The Ateneo memo that formally announced his passing last week said it all: “We take solace in the knowledge that his was an earthly life filled with meaning and purpose (and)… dedicated to service, to standards of excellence, in the greater glory of God. Indeed, a man, an excellent man, for others.”
The memo, posted on social media, paid tribute to Fr. Joaquin Bernas, SJ, 88, a Jesuit
lawyer and one of the framers of the 1987 Constitution, who passed away early Saturday morning. Bernas served twice as dean of the Ateneo Law School (1972 to 1976 and 2000 to 2004), was president of the Ateneo de Manila University from 1984 to 1993, and was also a much-esteemed columnist in this paper for nearly a decade, from 2005 to 2014.
Those who had the privilege of knowing him hailed Bernas for raising a new generation of lawyers with a strong sense of social justice, and for helping a country just coming out of 14 years of authoritarian rule to again find its bearings as a democracy. He “may be best remembered as one of the brilliant minds that crafted our present Constitution, but he did more than just help a fledgling democracy stand on strong legal foundations,” said Sen. Joel Villanueva.
Serving as a friend of the court (amicus curiae) or as resource person in media, Bernas frequently weighed in on discussions on Charter change and other contentious issues of the day, simplifying opaque legalese into everyday language. “His prose was clear, crisp and accessible,” said author and former Ateneo professor Danton Remoto. He was also known for his short homilies and his grounded approach to the law, framing issues within secular experiences that many would find surprising in a man of the cloth.
During the heated debates around the divisive Reproductive Health Law, Bernas stated a legal position that contradicted that of the Catholic Church to which he belonged: The government, he said in a TV interview, “is a secular government. It is for all, not just for Catholics.” He went further and skewered the Ayala Alabang ordinance requiring people to secure prescriptions before being allowed to buy condoms and other contraceptives in the village. “This is something which gives the Catholic religion a bad name. It is reminiscent of the Inquisition.” He also twitted the authors of the ordinance for possibly bringing in the police “to search the sacred precincts of marital bedrooms for telltale signs of the use of contraceptives,” saying that “the very idea is repulsive to the notions of privacy surrounding the marriage relationship.” As for the ordinance’s criminal sanctions, the legal luminary had only harsh words: “Only a real court and not a village kangaroo court or vigilante may impose criminal penalty, and only after trial.”

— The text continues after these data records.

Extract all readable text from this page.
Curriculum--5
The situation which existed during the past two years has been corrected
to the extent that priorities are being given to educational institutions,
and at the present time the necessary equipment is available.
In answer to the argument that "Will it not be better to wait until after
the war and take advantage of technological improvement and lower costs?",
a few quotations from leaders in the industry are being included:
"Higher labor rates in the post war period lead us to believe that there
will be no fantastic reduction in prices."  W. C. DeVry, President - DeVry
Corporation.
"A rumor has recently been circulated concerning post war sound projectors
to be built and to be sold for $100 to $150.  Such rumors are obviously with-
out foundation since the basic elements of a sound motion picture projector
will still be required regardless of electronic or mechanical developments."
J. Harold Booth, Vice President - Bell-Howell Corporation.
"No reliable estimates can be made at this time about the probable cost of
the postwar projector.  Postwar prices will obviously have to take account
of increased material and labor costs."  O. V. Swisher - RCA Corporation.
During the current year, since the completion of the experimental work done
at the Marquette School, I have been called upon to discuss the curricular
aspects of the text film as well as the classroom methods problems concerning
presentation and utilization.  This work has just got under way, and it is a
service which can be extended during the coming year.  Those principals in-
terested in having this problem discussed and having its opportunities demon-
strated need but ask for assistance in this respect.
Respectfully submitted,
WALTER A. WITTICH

Bernas’ particular legacy is in “ensuring protection of the rights of individual citizens,” said former Supreme Court spokesperson Theodore Te. This was apparent in the bar topnotcher’s (ninth in the 1962 bar exams) legal advice to Ladlad, the organization founded by Remoto and the first LGBT party list to run for office in 2009, to appeal to the Supreme Court the Commission on Elections’ rebuff of its accreditation on grounds of “immorality.” The party won its case.
Bernas’ erudition made ample room for wit and levity. Former associate justice Mariano del Castillo recalled how, when students were running out of their classrooms because of a strong earthquake, Bernas came out of his office asking, “Who wants to confess? Who wants to confess?”
His inaugural address in 1984, in the midst of burgeoning unrest against the Marcos dictatorship following the Aquino assassination the previous year, showed how seriously Bernas regarded his role as the then newly installed Ateneo president. The university, he said, “is not an island. It must not be… (It is) the transmission of what is best and must be preserved. (It is) an instrument for the growth and the transformation of a society in a world that is rapidly in process.”
Faced with “justice brutalized beyond recognition,” the university is challenged to make a contribution, he maintained. It can offer “a vision which shapes the spirit and the method of our approach to the educational enterprise.”
Bernas cited “freedom growing in the crucible of trial” as among the many components of that vision: “Freedom is not a hothouse product. The history of nations and peoples is a constant struggle between light and darkness, between virtue and malevolence. We see a university as bridge between students and the battlefronts where choices are made and lessons learned, and character shaped and freedom tested.”
In ending his address, Bernas challenged the university and its faculty and students “to experiment with courage, to reflect without regret, to learn with a nation in transition and, in the process, nurture the growth of freedom.”
That challenge, those words, might well define the life of this “man for others.”